"Anisotropic Transport at the LaAlO3/SrTiO3 Interface Explained by Microscopic Imaging of Channel-Flow over SrTiO3 Domains"

Yiftach Frenkel: Noam Haham, Yishai Shperber, Christopher Bell, Yanwu Xie, Zhuoyu Chen, Yasuyuki Hikita, Harold Y. Hwang and Beena Kalisky; Applied Materials & Interfaces, 04/25/16.

Additional Authors: Noam Haham, Yishai Shperber, Christopher Bell, Yanwu Xie, Zhuoyu Chen, Yasuyuki Hikita, Harold Y. Hwang and Beena Kalisky


Abstract Image

Oxide interfaces, including the LaAlO3/SrTiO3 interface, have been a subject of intense interest for over a decade due to their rich physics and potential as low-dimensional nanoelectronic systems. The field has reached the stage where efforts are invested in developing devices. It is critical now to understand the functionalities and limitations of such devices. Recent scanning probe measurements of the LaAlO3/SrTiO3 interface have revealed locally enhanced current flow and accumulation of charge along channels related to SrTiO3 structural domains. These observations raised a key question regarding the role these modulations play in the macroscopic properties of devices. Here we show that the microscopic picture, mapped by scanning superconducting quantum interference device, accounts for a substantial part of the macroscopically measured transport anisotropy. We compared local flux data with transport values, measured simultaneously, over various SrTiO3 domain configurations. We show a clear relation between maps of local current density over specific domain configurations and the measured anisotropy for the same device.
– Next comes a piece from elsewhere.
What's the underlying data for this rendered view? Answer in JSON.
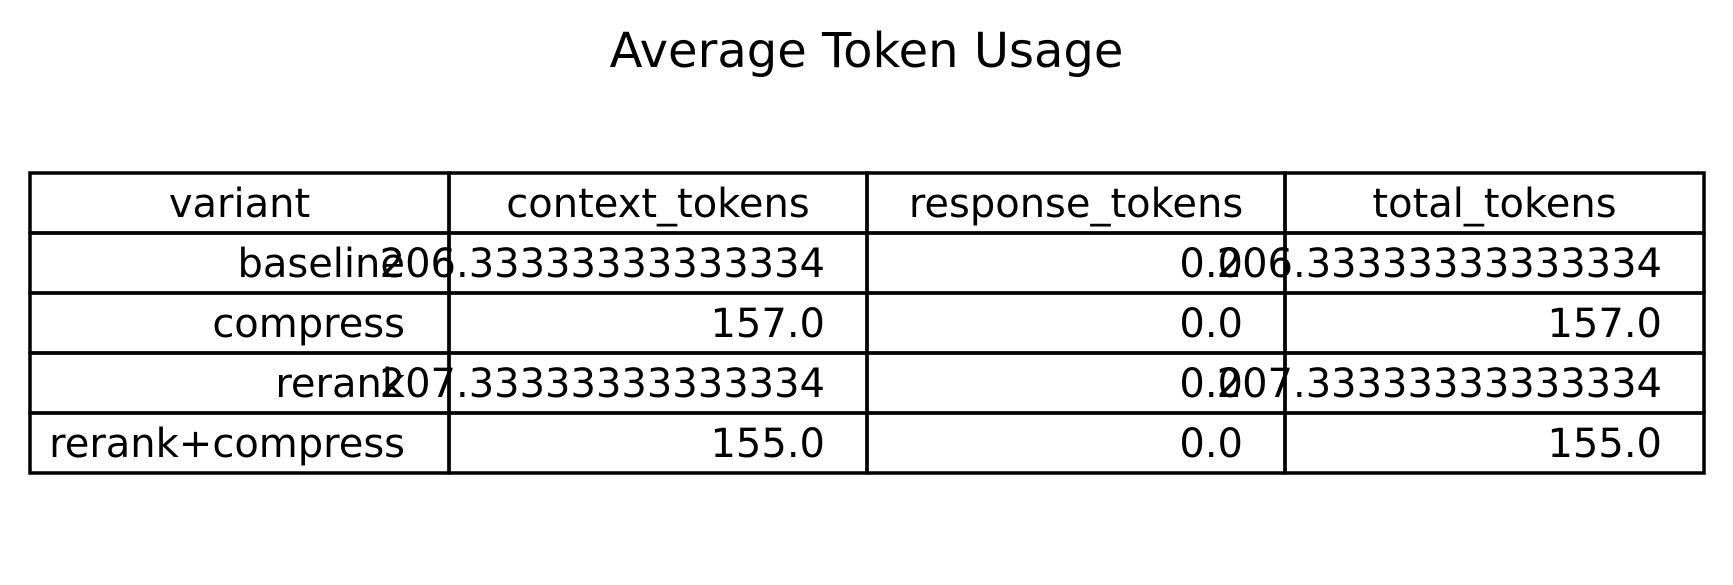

The domains divert the direction of current flow, resulting in a direction-dependent resistance. We also show that the modulation can be significant and that in some cases up to 95% of the current is modulated over the channels. The orientation and distribution of the SrTiO3 structural domains change between different cooldowns of the same device or when electric fields are applied, affecting the device behavior. Our results, highlight the importance of substrate physics, and in particular, the role of structural domains, in controlling electronic properties of LaAlO3/SrTiO3 devices. Furthermore, these results point to new research directions, exploiting the STO domains’ ability to divert or even carry current.